Gu, Xiaowei and Angelov, Plamen Parvanov (2018) A Deep Rule-based Approach for Satellite Scene Image Analysis. In: 2018 IEEE International Conference on Systems, Man, and Cybernetics (SMC) :. 2018 IEEE International Conference on Systems, Man, and Cybernetics (SMC) . IEEE, JPN, pp. 2778-2783. ISBN 9781538666517
DRB_RS_SMCV2.pdf - Accepted Version
Available under License Creative Commons Attribution-NonCommercial.
Download (1MB)
Abstract
Satellite scene images contain multiple sub-regions of different land use categories; however, traditional approaches usually classify them into a particular category only. In this paper, a new approach is proposed for automatically analyzing the semantic content of sub-regions of satellite images. At the core of the proposed approach is the recently introduced deep rule-based image classification method.
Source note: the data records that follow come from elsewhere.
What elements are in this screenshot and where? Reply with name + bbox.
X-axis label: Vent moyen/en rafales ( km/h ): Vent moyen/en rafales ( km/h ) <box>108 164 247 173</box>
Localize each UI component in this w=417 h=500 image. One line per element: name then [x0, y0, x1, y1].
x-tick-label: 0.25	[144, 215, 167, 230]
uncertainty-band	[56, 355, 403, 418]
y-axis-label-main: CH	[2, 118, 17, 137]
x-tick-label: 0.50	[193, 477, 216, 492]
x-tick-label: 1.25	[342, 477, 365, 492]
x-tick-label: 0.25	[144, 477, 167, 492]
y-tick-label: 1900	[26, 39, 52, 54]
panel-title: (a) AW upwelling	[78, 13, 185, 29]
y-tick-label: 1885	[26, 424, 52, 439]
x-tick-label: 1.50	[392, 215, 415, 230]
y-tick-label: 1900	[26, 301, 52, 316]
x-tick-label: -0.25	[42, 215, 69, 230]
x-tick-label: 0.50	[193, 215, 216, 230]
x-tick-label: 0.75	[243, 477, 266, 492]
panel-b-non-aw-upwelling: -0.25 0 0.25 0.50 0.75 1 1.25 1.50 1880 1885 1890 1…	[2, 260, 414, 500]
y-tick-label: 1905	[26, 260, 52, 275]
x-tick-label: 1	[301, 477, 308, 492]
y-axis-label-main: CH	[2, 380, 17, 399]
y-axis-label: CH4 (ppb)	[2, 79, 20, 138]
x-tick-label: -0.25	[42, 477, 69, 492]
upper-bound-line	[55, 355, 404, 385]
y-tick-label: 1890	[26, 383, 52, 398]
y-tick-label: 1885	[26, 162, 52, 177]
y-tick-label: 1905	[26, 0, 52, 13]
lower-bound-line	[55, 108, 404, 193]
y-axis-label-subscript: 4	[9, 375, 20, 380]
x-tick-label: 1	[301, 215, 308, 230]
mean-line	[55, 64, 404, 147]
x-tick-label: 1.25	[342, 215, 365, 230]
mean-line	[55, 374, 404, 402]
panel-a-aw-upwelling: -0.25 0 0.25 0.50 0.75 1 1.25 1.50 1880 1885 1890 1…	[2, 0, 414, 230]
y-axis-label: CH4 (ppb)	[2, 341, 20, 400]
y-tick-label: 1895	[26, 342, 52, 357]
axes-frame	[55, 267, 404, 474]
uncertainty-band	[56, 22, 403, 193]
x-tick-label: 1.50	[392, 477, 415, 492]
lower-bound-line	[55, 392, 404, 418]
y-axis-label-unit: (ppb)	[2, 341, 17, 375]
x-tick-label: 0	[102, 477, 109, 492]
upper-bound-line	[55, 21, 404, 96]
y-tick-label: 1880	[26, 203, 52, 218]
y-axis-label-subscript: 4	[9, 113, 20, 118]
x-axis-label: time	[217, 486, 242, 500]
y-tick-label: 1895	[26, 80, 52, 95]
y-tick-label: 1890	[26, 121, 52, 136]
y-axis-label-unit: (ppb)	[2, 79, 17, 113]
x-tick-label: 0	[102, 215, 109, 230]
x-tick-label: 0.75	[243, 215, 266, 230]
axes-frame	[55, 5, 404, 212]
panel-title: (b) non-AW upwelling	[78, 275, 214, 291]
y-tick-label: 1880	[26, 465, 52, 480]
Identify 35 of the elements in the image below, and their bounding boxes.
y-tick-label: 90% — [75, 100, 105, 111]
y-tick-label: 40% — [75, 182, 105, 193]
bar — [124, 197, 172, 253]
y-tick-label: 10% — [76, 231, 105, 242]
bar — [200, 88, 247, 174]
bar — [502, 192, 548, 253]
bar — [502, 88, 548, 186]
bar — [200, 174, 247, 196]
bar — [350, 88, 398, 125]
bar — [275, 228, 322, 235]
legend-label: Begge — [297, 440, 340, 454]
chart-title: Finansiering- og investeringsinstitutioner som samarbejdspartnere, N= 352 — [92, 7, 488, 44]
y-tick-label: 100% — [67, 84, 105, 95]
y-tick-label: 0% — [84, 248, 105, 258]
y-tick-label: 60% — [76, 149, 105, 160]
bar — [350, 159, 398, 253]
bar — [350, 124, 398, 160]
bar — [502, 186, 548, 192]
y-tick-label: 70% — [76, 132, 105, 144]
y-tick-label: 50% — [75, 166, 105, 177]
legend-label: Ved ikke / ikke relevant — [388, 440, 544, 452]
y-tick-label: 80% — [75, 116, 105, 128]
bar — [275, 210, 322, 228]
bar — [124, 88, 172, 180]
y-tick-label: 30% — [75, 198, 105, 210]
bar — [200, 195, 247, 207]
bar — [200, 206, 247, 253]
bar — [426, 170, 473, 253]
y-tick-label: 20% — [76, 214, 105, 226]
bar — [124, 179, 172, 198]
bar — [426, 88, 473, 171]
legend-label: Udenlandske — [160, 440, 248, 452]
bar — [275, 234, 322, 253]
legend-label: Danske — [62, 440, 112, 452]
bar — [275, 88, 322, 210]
The proposed approach includes a self-organizing set of transparent zero order fuzzy IF-THEN rules with human-interpretable prototypes identified from the training images and a pre-trained deep convolutional neural network as the feature descriptor. It requires a very short, nonparametric, highly parallelizable training process and can perform a highly accurate analysis on the semantic features of local areas of the image with the generated IF-THEN rules in a fully automatic way. Examples based on benchmark datasets demonstrate the validity and effectiveness of the proposed approach.